Starcie 31. kolejki Pekao S.A. I ligi zapowiadało się ciekawie i takie też było. Enea Basket Poznań i Niedźwiadki Chemart Przemyśl pokazały dobrą koszykówkę, ale ostatecznie zwycięstwo odnieśli gospodarze. Poznaniacy triumfowali 90:76 w hali AWF przy Drodze Dębińskiej 10C.
Spotkanie z Niedźwiadkami Chemartem Przemyśl od samego początku było bardzo wyrównane. W pierwszych minutach dwoma celnymi rzutami za trzy punkty popisał się Patryk Pułkotycki. Goście także wykazywali się skutecznością i w połowie premierowej kwarty prowadzili 10:7. Mniej więcej w tym samym czasie na boisku, po raz pierwszy w barwach poznańskiej ekipy, zameldował się Olaf Perzanowski (na zdjęciu). 21-latek trafił do Basketu na początku roku, jednak do tej pory leczył uraz, czekając na oficjalny debiut. Przyjezdni kontynuowali dobrą grę i po dziesięciu minutach prowadzili 24:17.

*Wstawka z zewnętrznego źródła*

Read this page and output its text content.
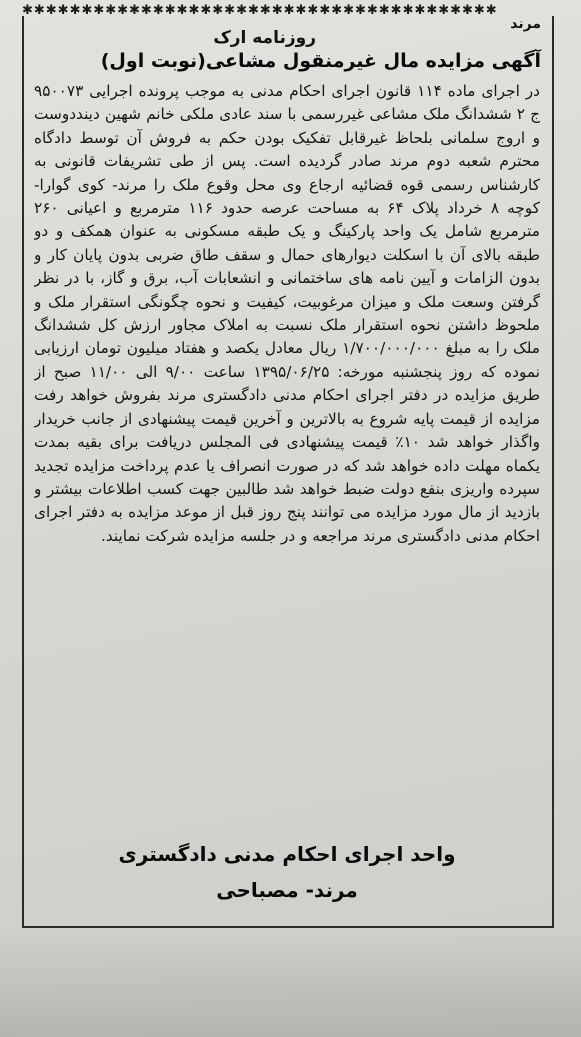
✱✱✱✱✱✱✱✱✱✱✱✱✱✱✱✱✱✱✱✱✱✱✱✱✱✱✱✱✱✱✱✱✱✱✱✱✱✱✱✱
مرند
روزنامه ارک
آگهی مزایده مال غیرمنقول مشاعی(نوبت اول)
در اجرای ماده ۱۱۴ قانون اجرای احکام مدنی به موجب پرونده اجرایی ۹۵۰۰۷۳ ج ۲ ششدانگ ملک مشاعی غیررسمی با سند عادی ملکی خانم شهین دینددوست و اروج سلمانی بلحاظ غیرقابل تفکیک بودن حکم به فروش آن توسط دادگاه محترم شعبه دوم مرند صادر گردیده است. پس از طی تشریفات قانونی به کارشناس رسمی قوه قضائیه ارجاع وی محل وقوع ملک را مرند- کوی گوارا- کوچه ۸ خرداد پلاک ۶۴ به مساحت عرصه حدود ۱۱۶ مترمربع و اعیانی ۲۶۰ مترمربع شامل یک واحد پارکینگ و یک طبقه مسکونی به عنوان همکف و دو طبقه بالای آن با اسکلت دیوارهای حمال و سقف طاق ضربی بدون پایان کار و بدون الزامات و آیین نامه های ساختمانی و انشعابات آب، برق و گاز، با در نظر گرفتن وسعت ملک و میزان مرغوبیت، کیفیت و نحوه چگونگی استقرار ملک و ملحوظ داشتن نحوه استقرار ملک نسبت به املاک مجاور ارزش کل ششدانگ ملک را به مبلغ ۱/۷۰۰/۰۰۰/۰۰۰ ریال معادل یکصد و هفتاد میلیون تومان ارزیابی نموده که روز پنجشنبه مورخه: ۱۳۹۵/۰۶/۲۵ ساعت ۹/۰۰ الی ۱۱/۰۰ صبح از طریق مزایده در دفتر اجرای احکام مدنی دادگستری مرند بفروش خواهد رفت مزایده از قیمت پایه شروع به بالاترین و آخرین قیمت پیشنهادی از جانب خریدار واگذار خواهد شد ۱۰٪ قیمت پیشنهادی فی المجلس دریافت برای بقیه بمدت یکماه مهلت داده خواهد شد که در صورت انصراف یا عدم پرداخت مزایده تجدید سپرده واریزی بنفع دولت ضبط خواهد شد طالبین جهت کسب اطلاعات بیشتر و بازدید از مال مورد مزایده می توانند پنج روز قبل از موعد مزایده به دفتر اجرای احکام مدنی دادگستری مرند مراجعه و در جلسه مزایده شرکت نمایند.
واحد اجرای احکام مدنی دادگستری
مرند- مصباحی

Przebudzenie poznaniaków nastąpiło na początku drugiej kwarty. Aktywni byli Wojciech Fraś, Arkadiusz Adamczyk i Jakub Andrzejewski. Po trójce ostatniego z wymienionych na tablicy świetlnej rezultat 26:26. Efektownie prezentował się Brandon Randolph, dzięki kolejnym punktom Amerykanina, Basket podwyższył swoje prowadzenie do pięciu oczek (38:33), a w samej końcówce kwarty nabrał dodatkowego wiatru w żagle. Na przerwę rozpędzeni poznaniacy schodziliz korzystnym wynikiem 49:37.

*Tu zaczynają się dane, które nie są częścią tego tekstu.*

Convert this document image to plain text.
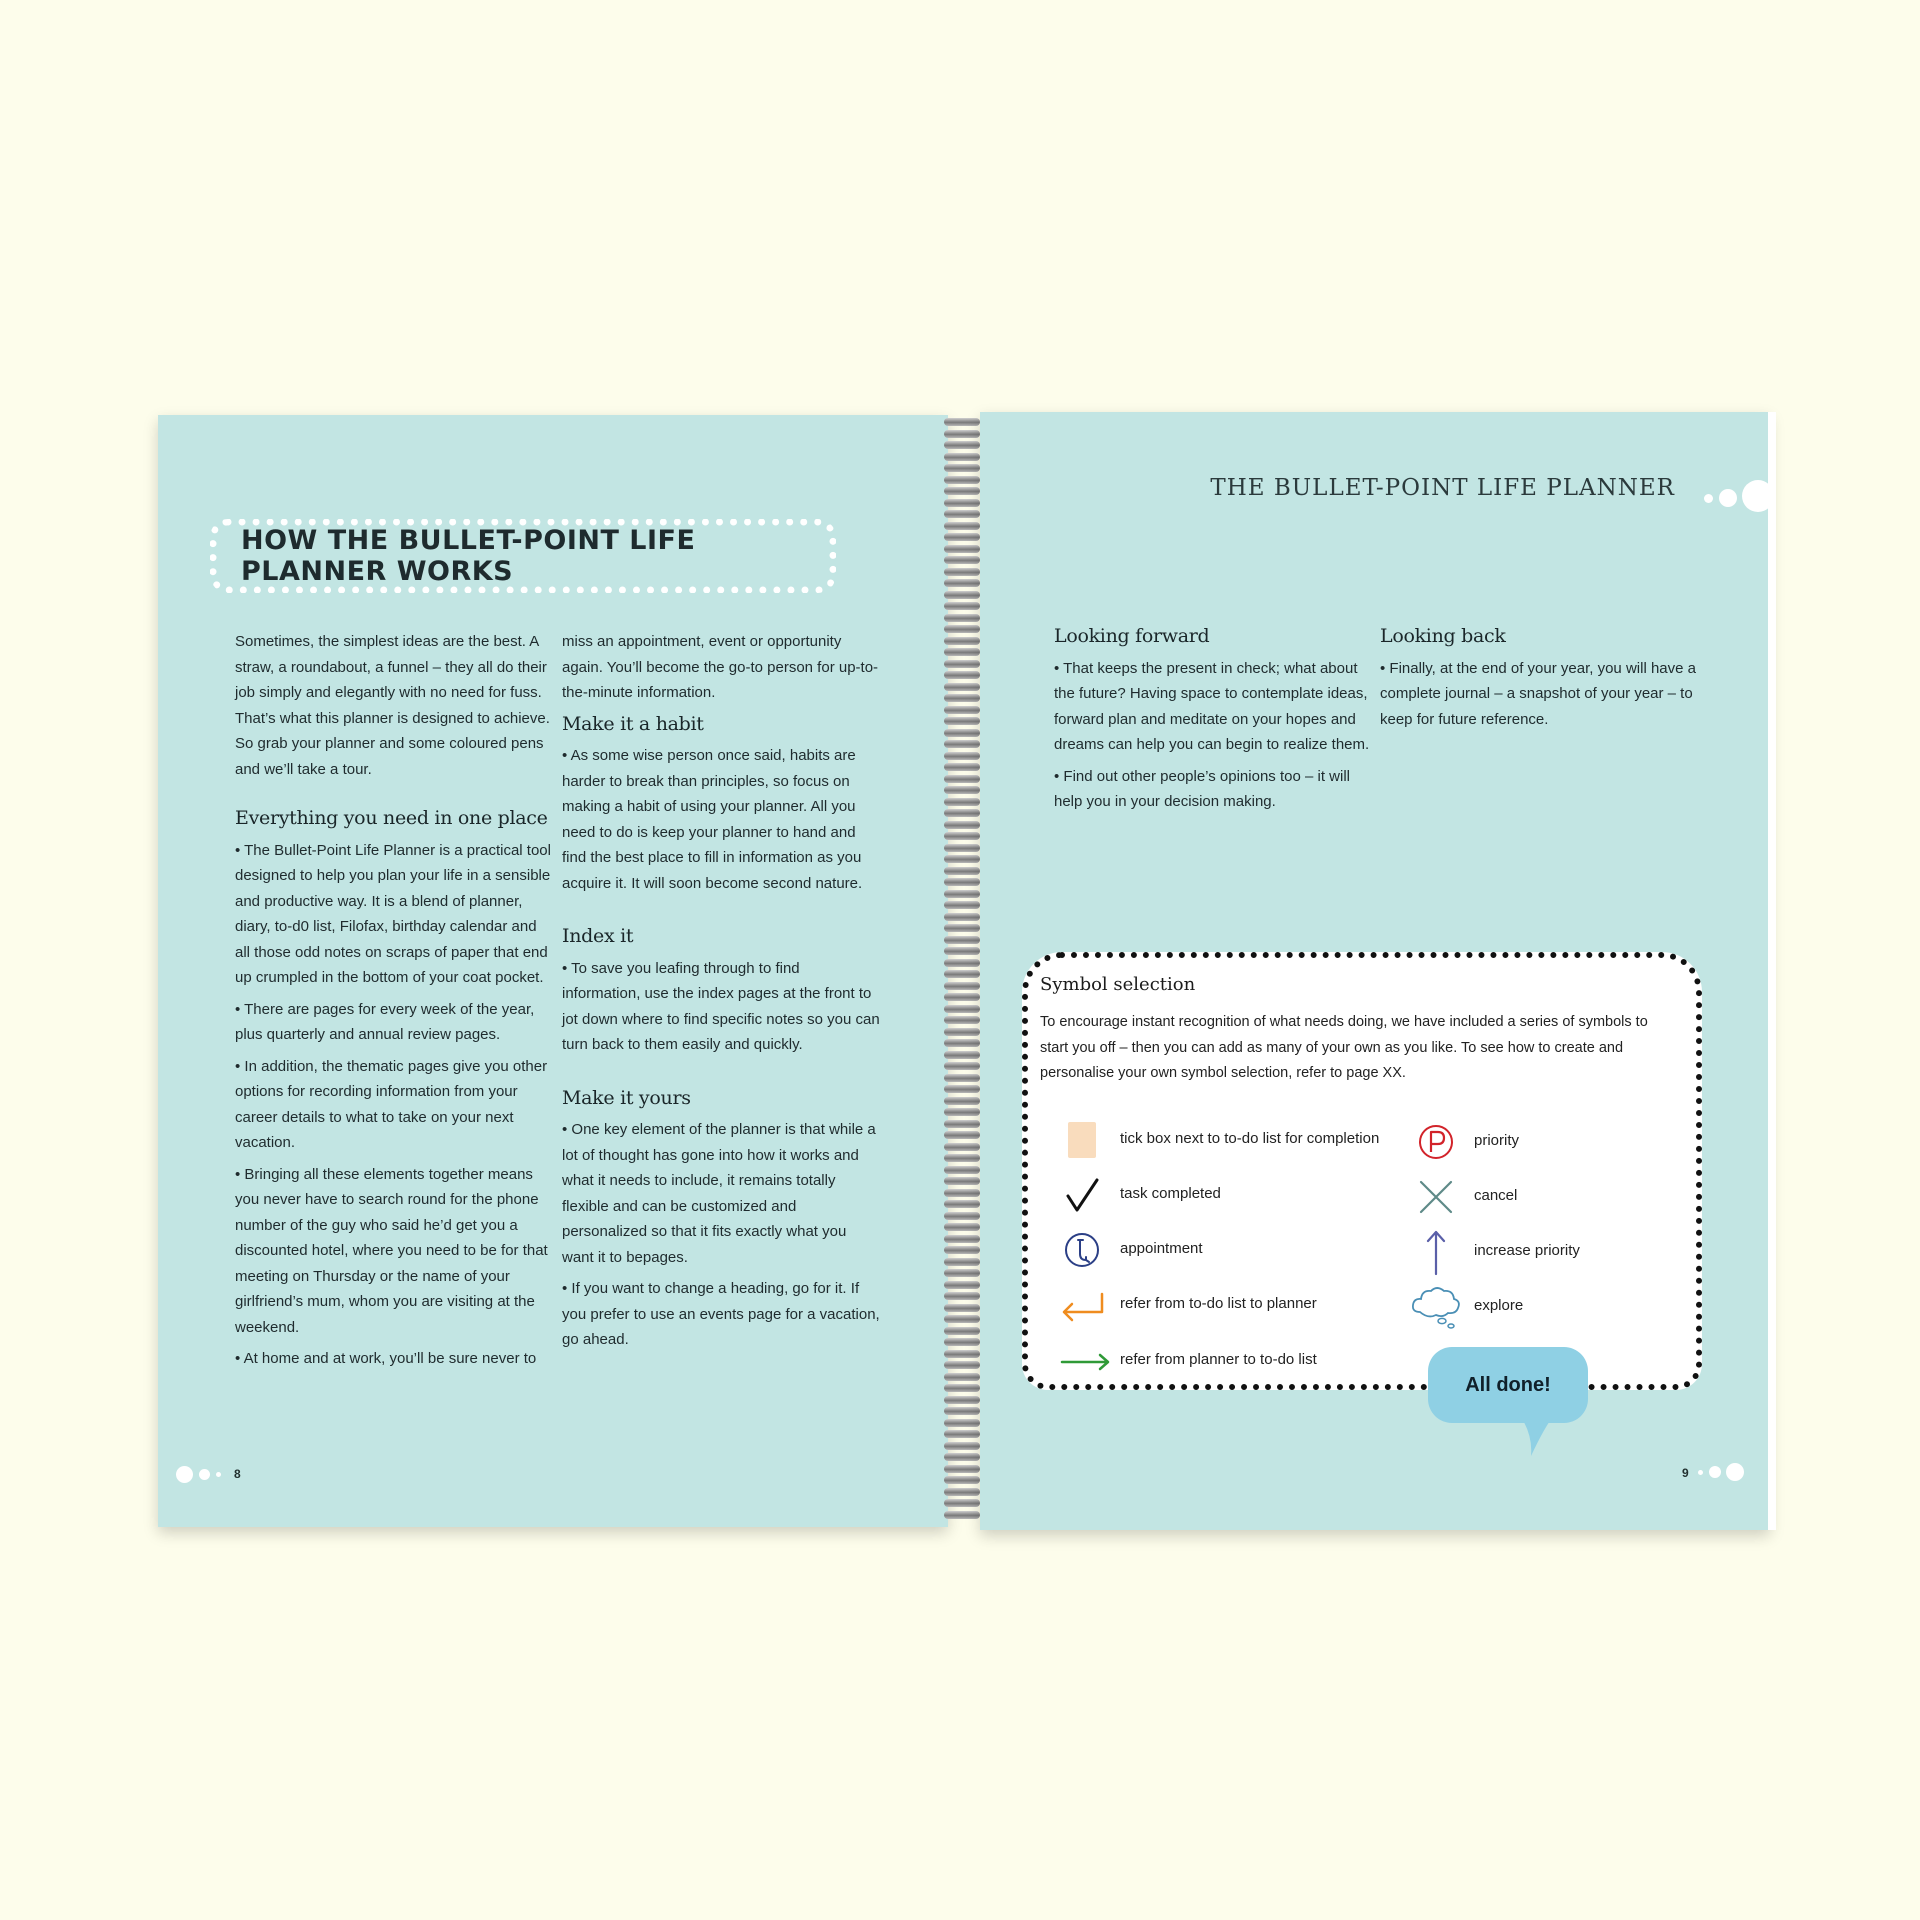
HOW THE BULLET-POINT LIFE PLANNER WORKS

Sometimes, the simplest ideas are the best. A straw, a roundabout, a funnel – they all do their job simply and elegantly with no need for fuss. That’s what this planner is designed to achieve. So grab your planner and some coloured pens and we’ll take a tour.

Everything you need in one place

• The Bullet-Point Life Planner is a practical tool designed to help you plan your life in a sensible and productive way. It is a blend of planner, diary, to-d0 list, Filofax, birthday calendar and all those odd notes on scraps of paper that end up crumpled in the bottom of your coat pocket.

• There are pages for every week of the year, plus quarterly and annual review pages.

• In addition, the thematic pages give you other options for recording information from your career details to what to take on your next vacation.

• Bringing all these elements together means you never have to search round for the phone number of the guy who said he’d get you a discounted hotel, where you need to be for that meeting on Thursday or the name of your girlfriend’s mum, whom you are visiting at the weekend.

• At home and at work, you’ll be sure never to

miss an appointment, event or opportunity again. You’ll become the go-to person for up-to-the-minute information.

Make it a habit

• As some wise person once said, habits are harder to break than principles, so focus on making a habit of using your planner. All you need to do is keep your planner to hand and find the best place to fill in information as you acquire it. It will soon become second nature.

Index it

• To save you leafing through to find information, use the index pages at the front to jot down where to find specific notes so you can turn back to them easily and quickly.

Make it yours

• One key element of the planner is that while a lot of thought has gone into how it works and what it needs to include, it remains totally flexible and can be customized and personalized so that it fits exactly what you want it to bepages.

• If you want to change a heading, go for it. If you prefer to use an events page for a vacation, go ahead.

8
THE BULLET-POINT LIFE PLANNER
Looking forward

• That keeps the present in check; what about the future? Having space to contemplate ideas, forward plan and meditate on your hopes and dreams can help you can begin to realize them.

• Find out other people’s opinions too – it will help you in your decision making.

Looking back

• Finally, at the end of your year, you will have a complete journal – a snapshot of your year – to keep for future reference.

Symbol selection
To encourage instant recognition of what needs doing, we have included a series of symbols to start you off – then you can add as many of your own as you like. To see how to create and personalise your own symbol selection, refer to page XX.
tick box next to to-do list for completion
task completed
appointment
refer from to-do list to planner
refer from planner to to-do list
priority
cancel
increase priority
explore
All done!
9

Po zmianie stron Marcin Dymała i Jakub Andrzejewski wyprowadzili dwa szybkie „ciosy” w postaci celnych lay-upów i przewaga Basketu wzrosła do 16 punktów (53:37). Wtedy otrząsnęli się przemyślanie, którzy zanotowali serię… 13:2. Udane próby zaliczyli wówczas Rafał Serwański i Sebastian Rompa. Ich dobrą passę przerwali rzutami zza łuku Pułkotycki i Andrzejewski. I znów zrobiło się 10 oczek na plusie (63:53). Pod koniec trzeciej kwarty Maciej Puchalski z ekipy gości został ukarany drugim przewinieniem technicznym, musiał zakończyć swój udział w sobotnim spotkaniu.

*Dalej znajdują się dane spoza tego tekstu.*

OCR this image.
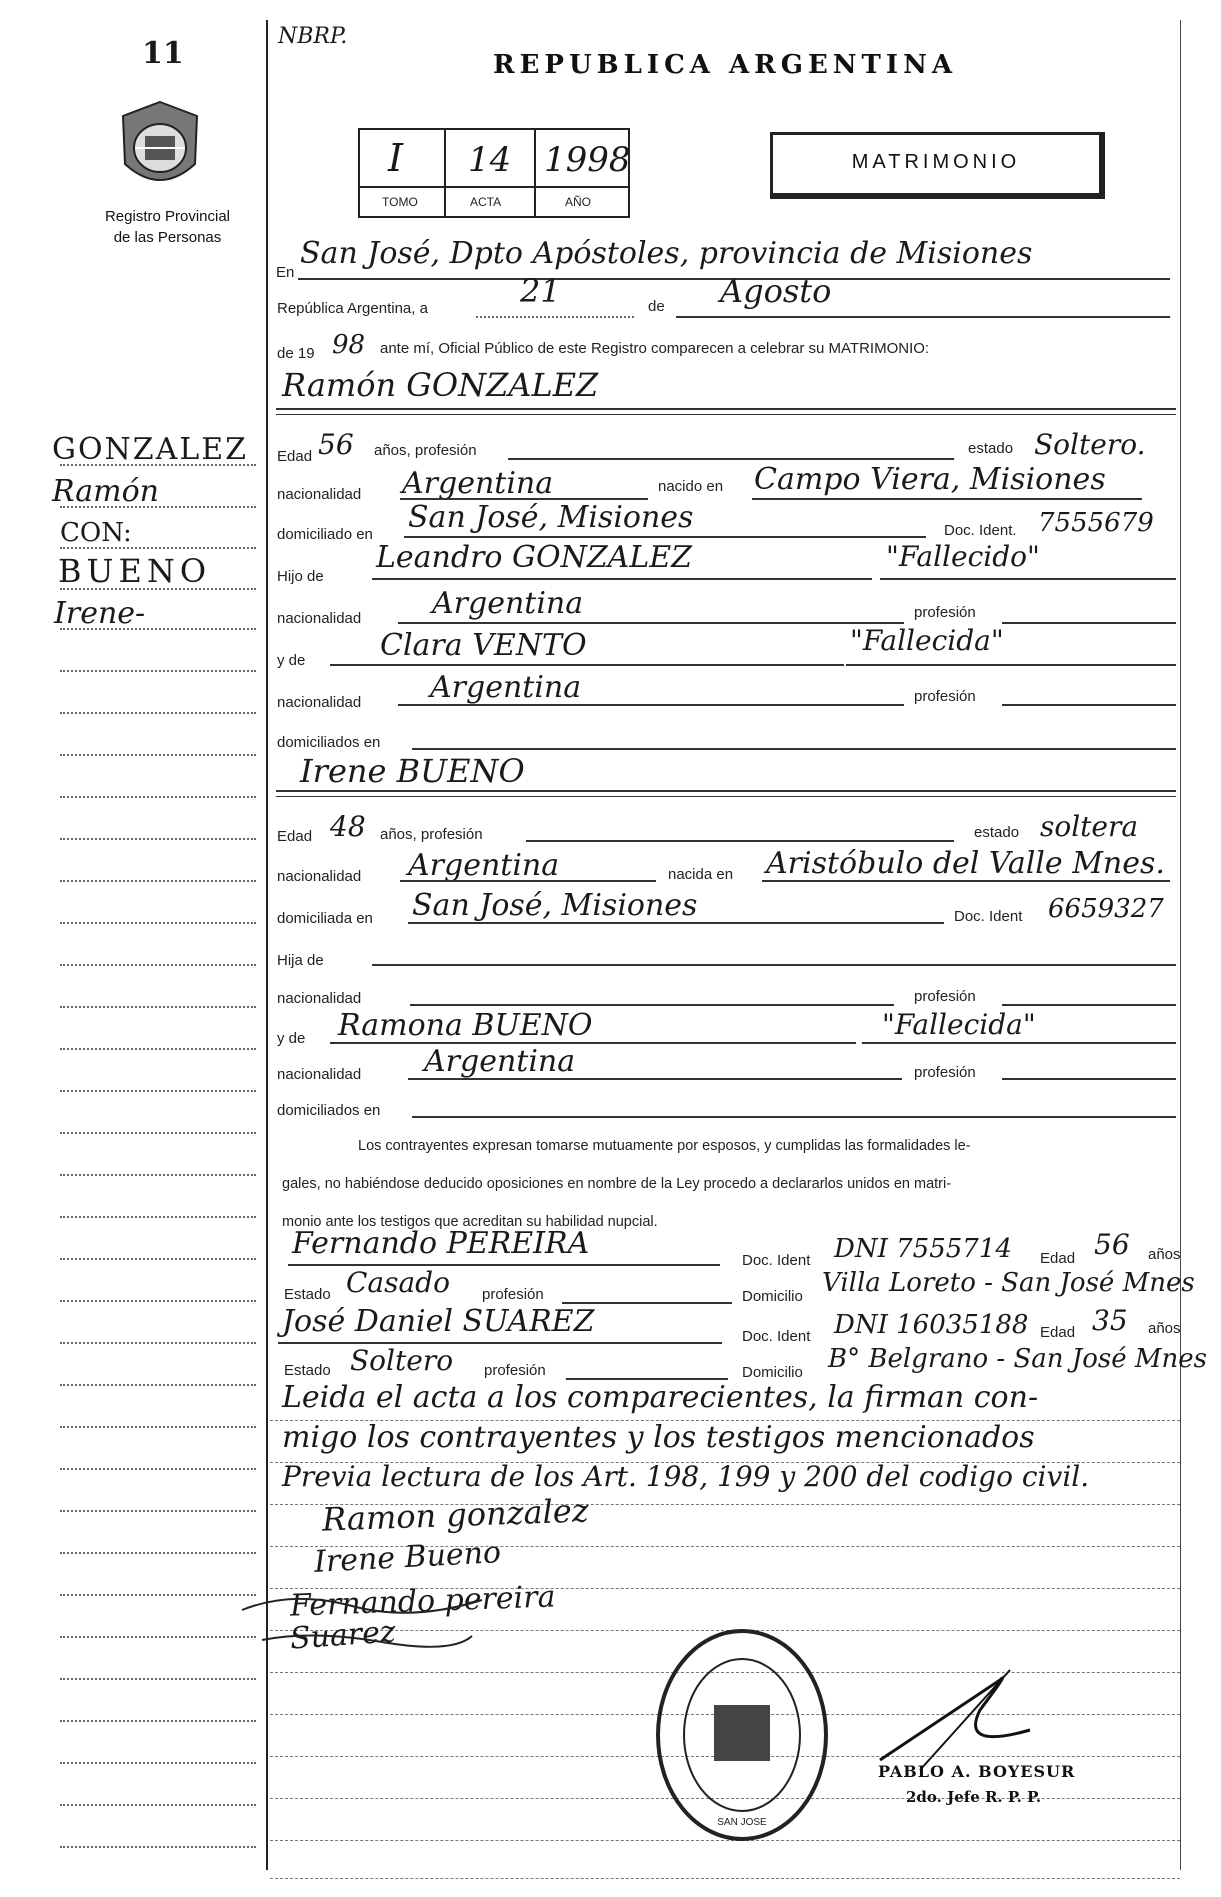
11	NBRP.
Registro Provincial
de las Personas
REPUBLICA ARGENTINA
I 14 1998
TOMO	ACTA	AÑO
MATRIMONIO
GONZALEZ
Ramón
CON:
BUENO
Irene-
En
San José, Dpto Apóstoles, provincia de Misiones
República Argentina, a	21	de Agosto
de 19 98 ante mí, Oficial Público de este Registro comparecen a celebrar su MATRIMONIO:
Ramón GONZALEZ
Edad 56 años, profesión	estado Soltero.
nacionalidad Argentina	nacido en Campo Viera, Misiones
domiciliado en San José, Misiones	Doc. Ident. 7555679
Hijo de
Leandro GONZALEZ	"Fallecido"
nacionalidad Argentina	profesión
y de Clara VENTO	"Fallecida"
nacionalidad Argentina	profesión
domiciliados en
Irene BUENO
Edad 48 años, profesión	estado soltera
nacionalidad Argentina	nacida en Aristóbulo del Valle Mnes.
domiciliada en San José, Misiones	Doc. Ident 6659327
Hija de
nacionalidad	profesión
y de Ramona BUENO	"Fallecida"
nacionalidad Argentina	profesión
domiciliados en
Los contrayentes expresan tomarse mutuamente por esposos, y cumplidas las formalidades le-
gales, no habiéndose deducido oposiciones en nombre de la Ley procedo a declararlos unidos en matri-
monio ante los testigos que acreditan su habilidad nupcial.
Fernando PEREIRA	Doc. Ident DNI 7555714 Edad 56 años
Estado Casado profesión	Domicilio Villa Loreto - San José Mnes
José Daniel SUAREZ	Doc. Ident DNI 16035188 Edad 35 años
Estado Soltero profesión	Domicilio B° Belgrano - San José Mnes
Leida el acta a los comparecientes, la firman con-
migo los contrayentes y los testigos mencionados
Previa lectura de los Art. 198, 199 y 200 del codigo civil.
Ramon gonzalez
Irene Bueno
Fernando pereira
Suarez
SAN JOSE
PABLO A. BOYESUR
2do. Jefe R. P. P.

Na ostatnią kwartę Basket wchodził z rezultatem 69:57. Poznaniacy nie zamierzali oddać kilkunastopunktowej przewagi – dowodem tego były cztery trafione trójki – kolejno Jana Nowickiego, Wojciecha Frasia oraz dwie Patryka Pułkotyckiego. Ostatni z nich w całym meczu aż pięciokrotnie trafił za trzy. Niedźwiadki szarpały, próbowały zdobywać punkty z szybkiego ataku, ale nie były w stanie zniwelować pełni strat. Ostatecznie zespół Przemysława Szurka wygrał 90:76, odnosząc 16. zwycięstwo w Pekao S.A. 1. Lidze.
Enea Basket Poznań – Niedźwiadki Chemart Przemyśl 90:76
(17:24, 32:13, 20:20, 21:19). Punktowali dla Enei: Dymała 16, Pułkotycki 15, Fraś 13, Randolph 13, Adamczyk 13, Andrzejewski 11, Wieloch 6, Nowicki 3.